There’s Tom Hagen, who as you can guess from his name is not a blood relative, but was adopted into the family. He now works as the family’s lawyer, and is given more respect than Zeppo, er, Fredo, the runt of the litter. Fredo is regularly passed over in favour his adopted and younger brothers. It is a sign of Fredo’s status that while James Caan, Al Pacino and Robert Duvall all got Best Supporting Actor Oscar nominations for the roles of Sonny, Michael and Tom, John Cazale as Fredo did not.

We don’t need to go too deeply into the plot, do we? It’s the Godfather after all, given a cinema re-release for its 50th anniversary. It contains some of the most memorable lines in film history: “I’ll make him an offer he can’t refuse”, “Luca Brasi sleeps with the fishes”, and one of the most memorable scenes (the one with the horse’s head).

There are also scenes which have been stolen wholesale for other cultural products. Marlon Brando’s role as Don Corleone has been much parodied, not least by himself in The Freshman and Peter Sellers in one of the later Pink Panther films. And just looking at the scene in which Michael makes his first hit just makes you (well me) immediately think of the final scene in The Sopranos.

Yet for all that, I remembered very few of the actual scenes. Ok, I haven’t seen it in decades, since I misspent my teen-age in Bradford’s Playhouse cinema going to see anything that was (a) old and (b) supposed to be any good. I’m not sure I’ve seen the film since then, but it is so iconic that I’d expect to have remembered more of it than I actually did. This may be more about the state of my ageing memory than anything else, but it was a joy to see it almost as if it were for the first time.

So what’s it all about? Well, the two main themes are Business and Family. The film came out of the counter culture when the Vietnam war was starting to go very badly (or very well, depending your point of view) and the post-war Conservative norms of US-American society were falling apart. So, it has few qualms in saying that the mafia and big business are basically two sides of the same coin. The main figures regularly use business jargon when describing their operations.
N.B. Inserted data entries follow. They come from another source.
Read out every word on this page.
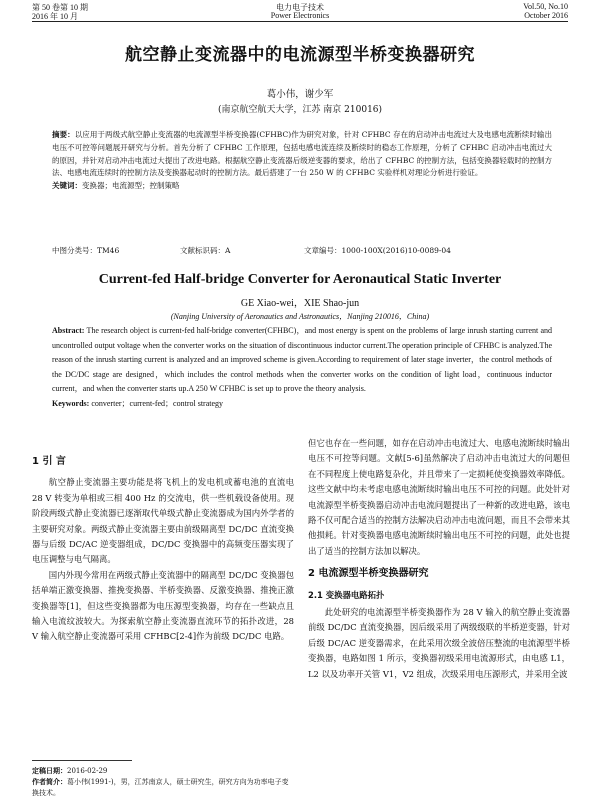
第 50 卷第 10 期	电力电子技术	Vol.50, No.10
2016 年 10 月	Power Electronics	October 2016
航空静止变流器中的电流源型半桥变换器研究
葛小伟，谢少军
(南京航空航天大学，江苏 南京 210016)
摘要：以应用于两级式航空静止变流器的电流源型半桥变换器(CFHBC)作为研究对象，针对 CFHBC 存在的启动冲击电流过大及电感电流断续时输出电压不可控等问题展开研究与分析。首先分析了 CFHBC 工作原理，包括电感电流连续及断续时的稳态工作原理，分析了 CFHBC 启动冲击电流过大的原因，并针对启动冲击电流过大提出了改进电路。根据航空静止变流器后级逆变器的要求，给出了 CFHBC 的控制方法，包括变换器轻载时的控制方法、电感电流连续时的控制方法及变换器起动时的控制方法。最后搭建了一台 250 W 的 CFHBC 实验样机对理论分析进行验证。
关键词：变换器；电流源型；控制策略
中图分类号：TM46	文献标识码：A	文章编号：1000-100X(2016)10-0089-04
Current-fed Half-bridge Converter for Aeronautical Static Inverter
GE Xiao-wei，XIE Shao-jun
(Nanjing University of Aeronautics and Astronautics，Nanjing 210016，China)
Abstract: The research object is current-fed half-bridge converter(CFHBC)，and most energy is spent on the problems of large inrush starting current and uncontrolled output voltage when the converter works on the situation of discontinuous inductor current.The operation principle of CFHBC is analyzed.The reason of the inrush starting current is analyzed and an improved scheme is given.According to requirement of later stage inverter，the control methods of the DC/DC stage are designed，which includes the control methods when the converter works on the condition of light load，continuous inductor current，and when the converter starts up.A 250 W CFHBC is set up to prove the theory analysis.
Keywords: converter；current-fed；control strategy
1 引 言
航空静止变流器主要功能是将飞机上的发电机或蓄电池的直流电 28 V 转变为单相或三相 400 Hz 的交流电，供一些机载设备使用。现阶段两级式静止变流器已逐渐取代单级式静止变流器成为国内外学者的主要研究对象。两级式静止变流器主要由前级隔离型 DC/DC 直流变换器与后级 DC/AC 逆变器组成，DC/DC 变换器中的高频变压器实现了电压调整与电气隔离。
国内外现今常用在两级式静止变流器中的隔离型 DC/DC 变换器包括单端正激变换器、推挽变换器、半桥变换器、反激变换器、推挽正激变换器等[1]，但这些变换器都为电压源型变换器，均存在一些缺点且输入电流纹波较大。为探索航空静止变流器直流环节的拓扑改进，28 V 输入航空静止变流器可采用 CFHBC[2-4]作为前级 DC/DC 电路。
但它也存在一些问题，如存在启动冲击电流过大、电感电流断续时输出电压不可控等问题。文献[5-6]虽然解决了启动冲击电流过大的问题但在不同程度上使电路复杂化，并且带来了一定损耗使变换器效率降低。这些文献中均未考虑电感电流断续时输出电压不可控的问题。此处针对电流源型半桥变换器启动冲击电流问题提出了一种新的改进电路，该电路不仅可配合适当的控制方法解决启动冲击电流问题，而且不会带来其他损耗。针对变换器电感电流断续时输出电压不可控的问题，此处也提出了适当的控制方法加以解决。
2 电流源型半桥变换器研究
2.1 变换器电路拓扑
此处研究的电流源型半桥变换器作为 28 V 输入的航空静止变流器前级 DC/DC 直流变换器，因后级采用了两级级联的半桥逆变器，针对后级 DC/AC 逆变器需求，在此采用次级全波倍压整流的电流源型半桥变换器，电路如图 1 所示，变换器初级采用电流源形式，由电感 L1，L2 以及功率开关管 V1，V2 组成，次级采用电压源形式，并采用全波
定稿日期：2016-02-29
作者简介：葛小伟(1991-)，男，江苏南京人，硕士研究生，研究方向为功率电子变换技术。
And, like business – indeed like war – there is a crushing inevitability of how things fall apart not because anyone plans it, but because of a system which is unable to resolve its contradictions. The Corleones – and other mob leaders – are constantly trying to arrange ceasefires, because they know that no-one will benefit from protracted tit for tat vendettas. But the ceasefires are regularly broken, because there is always a small term gain for whoever fires the first shot.

Likewise, the mob is openly and unapologetically in bed with big business. They buy senators and the press. When a ceasefire is inevitably broken, we see the front page reports by sympathetic journalists who know that they will personally benefit from staying on the right side of the mob. The mafia is corrupt but it’s as American as apple pie (it’s interesting that in the very first scene, the undertaker appeals to Don Corleone “as an American”, although both were born in Sicily).

Nowhere is the institutional corruptibility clearer than in the figure of Michael. He attends his sister’s wedding with his WASP girlfriend, to whom he is apologetic about his family, saying that he’s not like them. But as he gets increasingly drawn into family responsibilities, he becomes indistinguishable from any other mafia type. Family is crucially important to most characters in The Godfather, but it is also something which helps destroy them.

At 3 hours, The Godfather does feel a bit long in parts, and you do notice how the pacing of major films has changed in the past 50 years. It also won’t score well on the Bechdel Test and the involvement of female parts is perfunctory. But it is also beautifully constructed and a masterclass on how to turn a trashy novel into a fantastic film.